If I had a dollar for every time I’ve written about a company that promises to deliver “big data for all” or “big data no data scientist required” or some variation thereof, I’d be rich.
OK, maybe not rich, but I could foot the bill for a pretty nice dinner.
Big promises and big ambitions aren’t a bad thing. After all, if technology vendors are hard at work trying to make data driven insights accessible to more people, then maybe everyone from medical researchers to retailers to school teachers will be able to leverage big data to make the world a better place, right?
That being said, here’s a question: Who is the “all” that is supposed to be able to glean data intelligence without needing a data scientist? The boutique owner who wants to know how many midi skirts, and in which colors, she needs to order for the fall? The practicing physician who would like to cut the time it usually takes to diagnose rheumatoid arthritis from nine months to a few weeks? The guidance counselor who lies awake at night wondering how he might discern between patterns of behavior that suggest ADD versus something a kid can “grow out of”?
Adatao = Data from Alpha to Omega
“That’s what we’re aiming for,” says Chris Nguyen, co-founder and CEO of Adatao, a much heralded startup that just received $13 million in new funding from Andreessen Horowitz, Lightspeed Ventures and Bloomberg beta. These venture capitalists are betting big that Adatao can deliver.
Marc Andreessen, one of only six thought leaders chosen for the Worldwide Web Hall of Fame, says that he was “blown away” when he saw what Nguyen and his team had built, adding that Adatao was designing the future of big data.
Needless to say, after hearing this, we were compelled to find out more about “Big Data 2.0” as Nguyen refers to Adatao in a blogpost.
Who Is the “All” in Big Data for All?
“Forgive us for being skeptical,” we apologized before we asked Nguyen this question, “Who is the 'all' that you’re referring to when you say 'big data insights for all'?"
Nguyen confirmed our doubts, no apologies made or required. “That’s the vision,” he explained. But for now “all” refers to data scientists, data engineers and business analysts. Up until now, they haven’t had the tools they need to work together.
The "all" in "big data for all,” that non-data workers envision, is “big data for normal people.” Though we’ve seen it written that Adatao provides that, the truth is that it’s more than a decade away, according to Nguyen.
What Is “Big Data 2.0”?
“It’s big data made useful,” he says. “Up until now 'big data' has meant storage, dumping a bunch of data into HDFS.”
CEOs are more than a little a bit unhappy with that, says Nguyen. CIOs have spent millions without having much to show for it.
And the reason for this is pretty simple, it seems. Hadoop has relied on MapReduce which emphasizes “Reliability, reliability and scalability,” according to Nguyen. (The repeat of “reliability” is intentional.) It was created by Google to be reliable as it indexed the web (because if it failed, the process would have to begin again) and speed suffered by design, which compromises it as a tool for making business decisions in real time.
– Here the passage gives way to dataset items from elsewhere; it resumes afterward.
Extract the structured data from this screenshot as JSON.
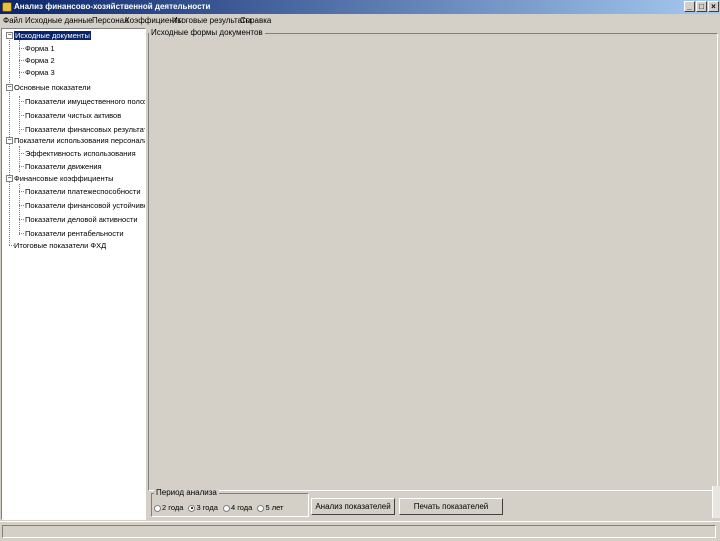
{
  "window": {
    "title": "Анализ финансово-хозяйственной деятельности",
    "minimize": "_",
    "maximize": "□",
    "close": "×"
  },
  "menu": [
    "Файл",
    "Исходные данные",
    "Персонал",
    "Коэффициенты",
    "Итоговые результаты",
    "Справка"
  ],
  "tree": {
    "nodes": [
      {
        "label": "Исходные документы"
      },
      {
        "label": "Форма 1"
      },
      {
        "label": "Форма 2"
      },
      {
        "label": "Форма 3"
      },
      {
        "label": "Основные показатели"
      },
      {
        "label": "Показатели имущественного положения"
      },
      {
        "label": "Показатели чистых активов"
      },
      {
        "label": "Показатели финансовых результатов"
      },
      {
        "label": "Показатели использования персонала"
      },
      {
        "label": "Эффективность использования"
      },
      {
        "label": "Показатели движения"
      },
      {
        "label": "Финансовые коэффициенты"
      },
      {
        "label": "Показатели платежеспособности"
      },
      {
        "label": "Показатели финансовой устойчивости"
      },
      {
        "label": "Показатели деловой активности"
      },
      {
        "label": "Показатели рентабельности"
      },
      {
        "label": "Итоговые показатели ФХД"
      }
    ]
  },
  "main": {
    "group_title": "Исходные формы документов"
  },
  "period": {
    "title": "Период анализа",
    "options": [
      "2 года",
      "3 года",
      "4 года",
      "5 лет"
    ],
    "selected_index": 1
  },
  "buttons": {
    "analyze": "Анализ показателей",
    "print": "Печать показателей"
  }
}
And while engineers like Nguyen, who has worked both with quantitative statistical arbitrage trading systems and at Google, has had access to game-changing technologies like Big Compute in the past, it was too expensive for most companies to use.
With the advent of Apache Spark, which handles lightning fast cluster computing and deep learning at high speed, it becomes affordable.
“Spark changed the game,” says Nguyen.
And Adatao is “the missing puzzle piece that bridges the gap between Big Data 1.0 of the past five years, and Big Data 2.0 going forward,” he explains.
Adatao is made up of two components:
Pinsights, the “beauty layer” that enables business analysts and data scientists to easily and fluidly interact with Big Data in an easy to consume, interactive format. Similar to a Facebook or Google Search engine, predictive SmartQuery was built into a Google Doc type document that allows users to instantly and collaboratively produce embedded analytics within seconds to assist with decision making.
And pAnalytics, the “power layer” that enables data scientists and data engineers to analyze massive amounts of data in seconds. pAnalytics sifts through the data by representing it as one large, simple table, hiding all the data complexities, enabling data scientists and engineers to work with Big Data analytics in a very simple, powerful way. Data can be pulled in from Cassandra, analyzed in Spark, and the results saved back to S3 -- all using one familiar API. This allows data scientists and engineers to focus on data analysis, and multiply their productivity by 10.
What Adatao does, at the end of the day, is provide a way for data scientists, data engineers and business analysts to work together.
For now, “normal people” will have to rely on those folks to provide “actionable insights” from big data.
But that’s temporary. Nguyen intends to deliver big data to for the rest of us too.
But it will take a while, he says.
Until then, let’s let data scientists, data engineers and business analysts make their way down that road and pave the way for us “normal people.”